Director Michel Hazanavicius goes full on with many silent film traits (overacting, overcranked film speeds during action sequences and an annoyingly bouncy orchestral score that piddles along no matter what’s onscreen).

The story is not earth shatteringly original involving the aforementioned silent film star struggling, while a young fan (Bérénice Bejo) of his becoming a star almost entirely by chance and a dream. And there’s a cute dog that acts with the intelligence that only movie animals can possess. There are other nice touches and details in the film if you pay attention, but the film never rises above being anything more than a novelty. The film has the level of story sophistication that films have from the silent era. That’s not a criticism, it’s just the film’s approach.

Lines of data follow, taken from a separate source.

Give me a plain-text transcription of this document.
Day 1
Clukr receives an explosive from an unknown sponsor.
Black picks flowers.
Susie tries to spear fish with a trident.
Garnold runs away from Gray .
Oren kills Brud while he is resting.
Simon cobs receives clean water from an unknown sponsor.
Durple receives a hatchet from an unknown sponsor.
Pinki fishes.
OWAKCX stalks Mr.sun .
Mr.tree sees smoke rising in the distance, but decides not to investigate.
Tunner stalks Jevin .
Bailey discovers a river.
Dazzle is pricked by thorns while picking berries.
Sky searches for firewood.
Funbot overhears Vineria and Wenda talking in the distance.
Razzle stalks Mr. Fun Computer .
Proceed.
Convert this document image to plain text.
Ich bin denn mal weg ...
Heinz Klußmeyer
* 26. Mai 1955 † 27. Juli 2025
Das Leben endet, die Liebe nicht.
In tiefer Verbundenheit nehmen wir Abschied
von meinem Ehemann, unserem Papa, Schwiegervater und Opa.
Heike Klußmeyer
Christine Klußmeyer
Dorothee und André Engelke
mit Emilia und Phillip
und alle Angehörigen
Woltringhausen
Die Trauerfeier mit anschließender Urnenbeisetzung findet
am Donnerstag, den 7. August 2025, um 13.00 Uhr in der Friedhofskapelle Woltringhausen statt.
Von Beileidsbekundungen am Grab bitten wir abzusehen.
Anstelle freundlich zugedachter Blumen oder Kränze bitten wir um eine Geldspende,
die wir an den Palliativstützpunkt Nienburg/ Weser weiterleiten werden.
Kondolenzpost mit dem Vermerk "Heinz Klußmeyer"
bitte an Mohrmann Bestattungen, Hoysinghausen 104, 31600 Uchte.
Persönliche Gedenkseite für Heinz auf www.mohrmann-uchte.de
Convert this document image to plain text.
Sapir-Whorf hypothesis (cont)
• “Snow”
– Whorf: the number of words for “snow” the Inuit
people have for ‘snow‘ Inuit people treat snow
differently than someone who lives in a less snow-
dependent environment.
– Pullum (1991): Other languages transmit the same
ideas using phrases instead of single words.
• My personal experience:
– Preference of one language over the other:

I generally don’t care for that in modern films; kitsch or camp or whatever is usually is an excuse for a poorly written story, but in ‘The Artist’ it’s appropriate.

A number of ‘character actors’ turn up in supporting roles (and cameos). John Goodman plays a producer, providing a minor chuckle or two. James Cromwell plays a chauffeur, maybe offering up my biggest (minor) gripe about the story (how does he go a year without being paid, while his boss…? Anyway). The lovely and talented Penelope Ann Miller plays the wife of the silent film star. I thought it was interesting that the lead female character was named ‘Peppy Miller’. Had this been made 20 years ago, surely actress Miller would have been cast in this role, having a ‘look’ that seems appropriate for the early 20th century. It was also a surprise to see veteran actor Ed Lauter, mostly known for television (and usually a s a villain or antagonist), turn up.

I watch silent films (much more than your average movie fan) and I don’t think there was enough of what makes a lot of those old films great (and even iconic in many cases). Bejo had one scene with a coat rack that did seem like something Lloyd, Keaton or Chaplin would have come up with. There’s one decent dance number towards the end. The film lacks action, relying heavily on the novelty of the setup to try to produce laughs. And there weren’t many. Dujardin is good in this and Bejo is quirkily cute; I’m not saying this is a bad film. It’s not. Just not the film that the critics are saying that it is. They use words like delightful, charming, magical… My word: ‘novelty’ (but still worth seeing if you like films that aren’t the typical Hollywood mainstream offerings).